Im Geschäftsalltag spricht man auch vom „Digitalchef“ oder „obersten Digitalisierer“ eines Unternehmens. Wie auch immer die Bezeichnung jedoch im Detail lautet: Der CDO ist in jedem Fall in der Führungsebene eines Unternehmens angesiedelt und widmet sich dort der Planung und Steuerung der Digitalen Transformation.
Insbesondere große Unternehmen mit mehr als 500 Millionen Euro Umsatz und den entsprechenden Strukturen und Mitarbeiterzahlen sind komplexe Organisationen. Sie ähneln großen Tankern: Sie lassen sich nur mit großen Anstrengungen und langsam in eine neue Richtung lenken. Eine solche Mammutaufgabe ist nicht von einem Vorstandsmitglied neben seinem Tagesgeschäft zu erledigen. Um das enorme Potential der Digitalen Transformation für jedes Unternehmen zu heben, bietet sich in größeren Unternehmen eine eigene Vorstandsrolle an: der Chief Digital Officer.
In vielen Fällen ist der CDO wie die anderen Rollen des C-Level (CFO, CIO, CTO, CMO) ein gleichberechtigtes Vorstandsmitglied. Diese herausgehobene Position als „Digitalvorstand“ ist wichtig, denn ohne den nötigen Durchgriff auf das ganze Unternehmen wird die Digitale Transformation sicher nicht erfolgreich sein.

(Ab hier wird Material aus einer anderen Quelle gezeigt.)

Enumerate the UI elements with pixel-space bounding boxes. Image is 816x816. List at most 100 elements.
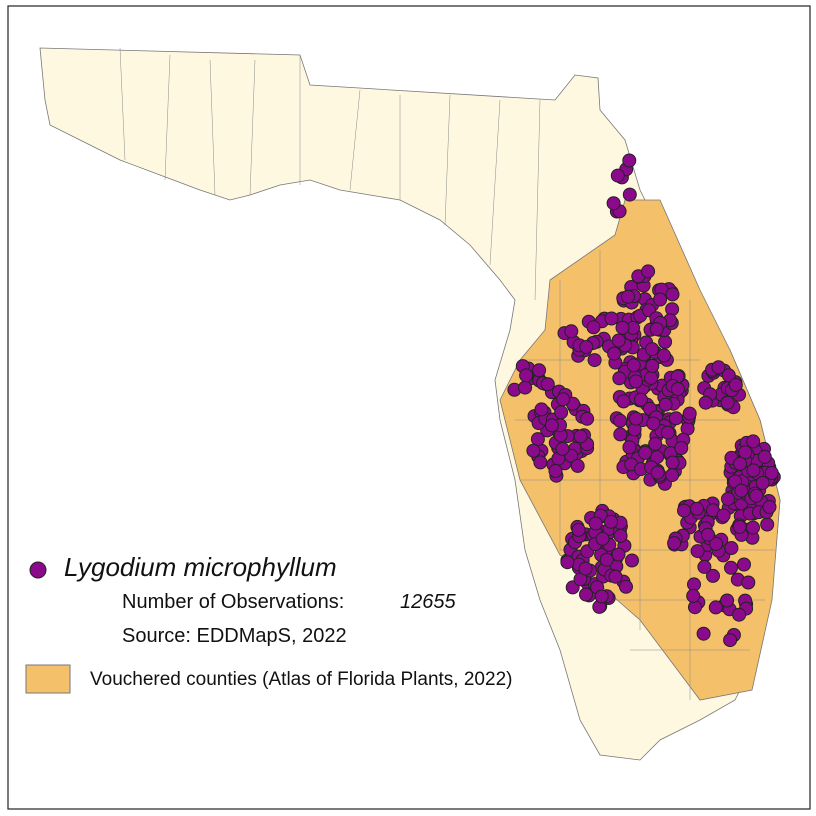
observation-points: [507, 153, 781, 648]
observations-label: Number of Observations:: [122, 591, 344, 613]
legend-point-icon: [29, 561, 47, 579]
observation-point: [622, 153, 637, 168]
observation-point: [669, 411, 683, 426]
observation-point: [728, 377, 743, 392]
observation-point: [746, 434, 761, 449]
observation-point: [544, 418, 559, 433]
observation-point: [674, 441, 689, 455]
observation-point: [616, 394, 631, 409]
observation-point: [555, 441, 570, 456]
observation-point: [658, 334, 673, 349]
observation-point: [548, 464, 563, 478]
observation-point: [737, 557, 751, 572]
observation-point: [762, 500, 777, 514]
observation-point: [746, 520, 760, 535]
observation-point: [556, 392, 571, 407]
observation-point: [697, 559, 712, 574]
observation-point: [682, 406, 697, 421]
observations-count: 12655: [400, 591, 456, 613]
observation-point: [648, 436, 663, 451]
observation-point: [518, 380, 533, 395]
observation-point: [649, 322, 664, 337]
observation-point: [613, 427, 628, 442]
observation-point: [689, 501, 704, 516]
observation-point: [686, 588, 701, 603]
observation-point: [560, 555, 575, 570]
observation-point: [540, 377, 555, 392]
observation-point: [613, 528, 628, 543]
observation-point: [641, 264, 656, 279]
observation-point: [749, 488, 764, 503]
observation-point: [534, 402, 549, 417]
observation-point: [698, 395, 713, 410]
observation-point: [619, 579, 633, 594]
observation-point: [665, 468, 680, 483]
observation-point: [658, 397, 673, 412]
observation-point: [660, 425, 675, 440]
observation-point: [595, 531, 610, 546]
source: Source: EDDMapS, 2022: [122, 625, 347, 647]
observation-point: [644, 370, 659, 385]
observation-point: [621, 289, 635, 304]
observation-point: [716, 508, 731, 523]
observation-point: [526, 443, 541, 458]
observation-point: [638, 445, 653, 460]
observation-point: [690, 544, 705, 559]
legend-swatch: [25, 664, 71, 694]
observation-point: [571, 522, 586, 537]
observation-point: [764, 466, 779, 480]
observation-point: [625, 553, 639, 568]
observation-point: [578, 561, 593, 576]
observation-point: [701, 527, 715, 542]
observation-point: [734, 483, 749, 498]
observation-point: [732, 519, 747, 534]
observation-point: [554, 405, 569, 420]
observation-point: [588, 516, 603, 531]
observation-point: [612, 371, 627, 386]
observation-point: [564, 324, 579, 339]
observation-point: [622, 440, 637, 455]
observation-point: [706, 568, 720, 583]
observation-point: [708, 600, 723, 615]
species-name: Lygodium microphyllum: [64, 552, 337, 582]
observation-point: [587, 353, 602, 368]
observation-point: [645, 342, 660, 357]
observation-point: [586, 320, 601, 335]
observation-point: [634, 392, 648, 407]
observation-point: [720, 593, 735, 608]
observation-point: [580, 411, 595, 426]
observation-point: [721, 492, 735, 506]
observation-point: [711, 360, 726, 375]
observation-point: [608, 569, 623, 584]
observation-point: [665, 455, 680, 470]
observation-point: [724, 560, 738, 575]
observation-point: [667, 536, 682, 551]
observation-point: [530, 432, 545, 447]
observation-point: [570, 458, 585, 473]
observation-point: [650, 465, 665, 480]
observation-point: [532, 363, 547, 378]
observation-point: [760, 517, 775, 532]
observation-point: [738, 445, 753, 460]
observation-point: [657, 348, 671, 363]
observation-point: [533, 455, 548, 470]
observation-point: [696, 626, 711, 641]
observation-point: [606, 196, 621, 211]
observation-point: [645, 358, 660, 373]
vouchered-label: Vouchered counties (Atlas of Florida Pla…: [90, 669, 512, 690]
observation-point: [611, 333, 626, 348]
observation-point: [594, 589, 609, 604]
observation-point: [599, 552, 614, 567]
observation-point: [604, 311, 619, 326]
observation-point: [607, 346, 622, 361]
observation-point: [579, 340, 594, 354]
observation-point: [670, 382, 685, 396]
observation-point: [622, 187, 637, 202]
observation-point: [732, 607, 747, 622]
observation-point: [573, 429, 588, 444]
observation-point: [610, 168, 625, 183]
observation-point: [709, 536, 724, 551]
observation-point: [746, 463, 761, 478]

Zu den Aufgaben des Digitalchefs gehören die Entwicklung einer passenden Digitalisierungsstrategie für das Unternehmen und deren Umsetzung in den bereits bestehenden Strukturen der Organisation. Meist entwickelt der Chief Digital Officer auch neue Geschäftsmodelle und treibt als „Evangelist“ die Digitale Transformation in der gesamten Organisation voran. Er soll die Digitale Transformation möglich machen.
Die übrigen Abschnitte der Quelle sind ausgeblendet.